There is a point at which a hotel ceases to feel like a structure and begins to feel like something completely different, somewhere between the aroma of cedar in a dimly lit hallway and the exact way a staff member anticipates your question before you finish asking it. It’s not quite a theme park. Something more subdued. Something that is truly effective.
The top hotels in the world have been doing something for years that hardly ever receives the recognition it merits. They have been creating emotionally complex, immersive experiences while keeping personal comfort and safety at their core—two things that theme parks, despite their extravagance, have frequently found difficult to balance simultaneously. Theme parks are spectacular. They are overwhelming. However, you don’t always feel truly cared for by them.

This tension was aptly captured in McKinsey’s research on luxury hospitality. According to one general manager, his guests are like the audience paying for a performance, and his property is like a stage. That framing is important. A stage is under control. The lighting is deliberate. Before anyone enters the building, every aspect has been carefully considered. The controlled chaos of a park full of people, noise, and the mechanical unpredictability of rides is fundamentally different from this philosophy. Experience and safety are the same thing, but they are approached from different perspectives, and hotels that function at the highest level appear to recognize this.
The scope of ambition has changed over the last few years. A lovely room and dependable room service are no longer enough for luxury accommodations. They are constructing ecosystems. The way visitors interact with a property has been altered by the incorporation of resort-style amenities, branded lodging, and multi-day journey design. It seems as though the entire weekend has already been discreetly planned around you when you arrive on Thursday. Perhaps this is precisely what so many tourists have been looking for without quite knowing what to call it.
Theme parks realized early on that it was profitable to keep visitors overnight. Hotels have been aware of this for a longer time. However, the better hotels have gone one step further, realizing that the true emotional bond is created between dinner and sleep or between a morning swim and a late checkout. A roller coaster cannot replicate those moments in between, which are unplanned and unhurried.
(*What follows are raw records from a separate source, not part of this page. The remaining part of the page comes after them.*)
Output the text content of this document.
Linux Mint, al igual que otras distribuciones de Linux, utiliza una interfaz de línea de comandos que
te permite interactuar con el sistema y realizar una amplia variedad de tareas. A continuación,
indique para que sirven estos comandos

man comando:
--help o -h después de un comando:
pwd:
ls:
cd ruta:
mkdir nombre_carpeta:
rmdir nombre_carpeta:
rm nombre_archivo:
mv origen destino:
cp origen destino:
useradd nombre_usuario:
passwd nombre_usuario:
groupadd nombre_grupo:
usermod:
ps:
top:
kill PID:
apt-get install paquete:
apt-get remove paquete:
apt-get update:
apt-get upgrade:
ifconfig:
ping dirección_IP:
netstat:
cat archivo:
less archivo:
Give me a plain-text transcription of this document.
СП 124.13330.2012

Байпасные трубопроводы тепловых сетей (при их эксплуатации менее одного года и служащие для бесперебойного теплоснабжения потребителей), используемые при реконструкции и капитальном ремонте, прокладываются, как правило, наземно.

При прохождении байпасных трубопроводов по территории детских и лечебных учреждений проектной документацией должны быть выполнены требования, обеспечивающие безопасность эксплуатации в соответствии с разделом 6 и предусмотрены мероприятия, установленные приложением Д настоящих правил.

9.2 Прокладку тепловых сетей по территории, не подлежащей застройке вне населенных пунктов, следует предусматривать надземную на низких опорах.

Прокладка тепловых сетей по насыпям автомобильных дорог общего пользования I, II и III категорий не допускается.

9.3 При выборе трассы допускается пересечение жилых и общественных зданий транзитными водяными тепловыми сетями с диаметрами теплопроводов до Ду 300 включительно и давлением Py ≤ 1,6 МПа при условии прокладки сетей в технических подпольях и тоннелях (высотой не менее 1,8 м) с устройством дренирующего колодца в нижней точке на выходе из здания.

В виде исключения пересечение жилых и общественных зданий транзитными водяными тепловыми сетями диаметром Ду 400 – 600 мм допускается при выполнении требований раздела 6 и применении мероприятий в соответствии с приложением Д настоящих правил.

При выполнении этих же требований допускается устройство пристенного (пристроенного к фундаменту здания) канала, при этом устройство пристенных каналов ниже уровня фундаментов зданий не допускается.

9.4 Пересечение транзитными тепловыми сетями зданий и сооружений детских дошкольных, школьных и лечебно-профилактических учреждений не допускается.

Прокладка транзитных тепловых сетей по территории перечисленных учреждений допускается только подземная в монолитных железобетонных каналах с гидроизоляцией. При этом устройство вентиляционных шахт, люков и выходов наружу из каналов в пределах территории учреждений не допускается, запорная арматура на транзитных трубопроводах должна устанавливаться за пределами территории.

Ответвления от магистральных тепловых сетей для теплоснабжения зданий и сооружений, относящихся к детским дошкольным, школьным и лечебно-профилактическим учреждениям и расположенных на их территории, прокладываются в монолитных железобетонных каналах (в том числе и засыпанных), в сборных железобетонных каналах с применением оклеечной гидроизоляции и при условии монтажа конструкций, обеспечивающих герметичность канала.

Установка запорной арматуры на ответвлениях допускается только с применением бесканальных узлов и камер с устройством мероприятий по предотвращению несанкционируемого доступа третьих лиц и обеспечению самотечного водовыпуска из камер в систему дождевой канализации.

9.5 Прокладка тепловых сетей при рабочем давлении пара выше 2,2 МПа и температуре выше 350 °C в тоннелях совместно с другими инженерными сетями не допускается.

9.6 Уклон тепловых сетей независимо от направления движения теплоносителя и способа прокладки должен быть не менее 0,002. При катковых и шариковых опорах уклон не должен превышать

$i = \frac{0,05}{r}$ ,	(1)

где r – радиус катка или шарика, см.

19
Additionally, hotel operators have had to prioritize safety in ways that park operators occasionally overlook in favor of throughput. The ideal hotel is one where a family with small children, an elderly couple, or a lone traveler all feel equally safe without ever feeling controlled. That calibration is actually challenging, and the qualities that succeed in doing so gain an almost unreasonable level of loyalty. Visitors come back because they felt, in a way, seen rather than because the facilities were outstanding.
Wealthy tourists are spending less on goods and more on experiences. It’s not a novel observation, but witnessing it change the upper echelon of the hotel market in real time is. Properties that used to compete on thread count and marble bathrooms are now competing on memory, or whether or not a visitor takes something with them when they depart. That concept has been promoted by theme parks for many years. Simply put, hotels are now performing better.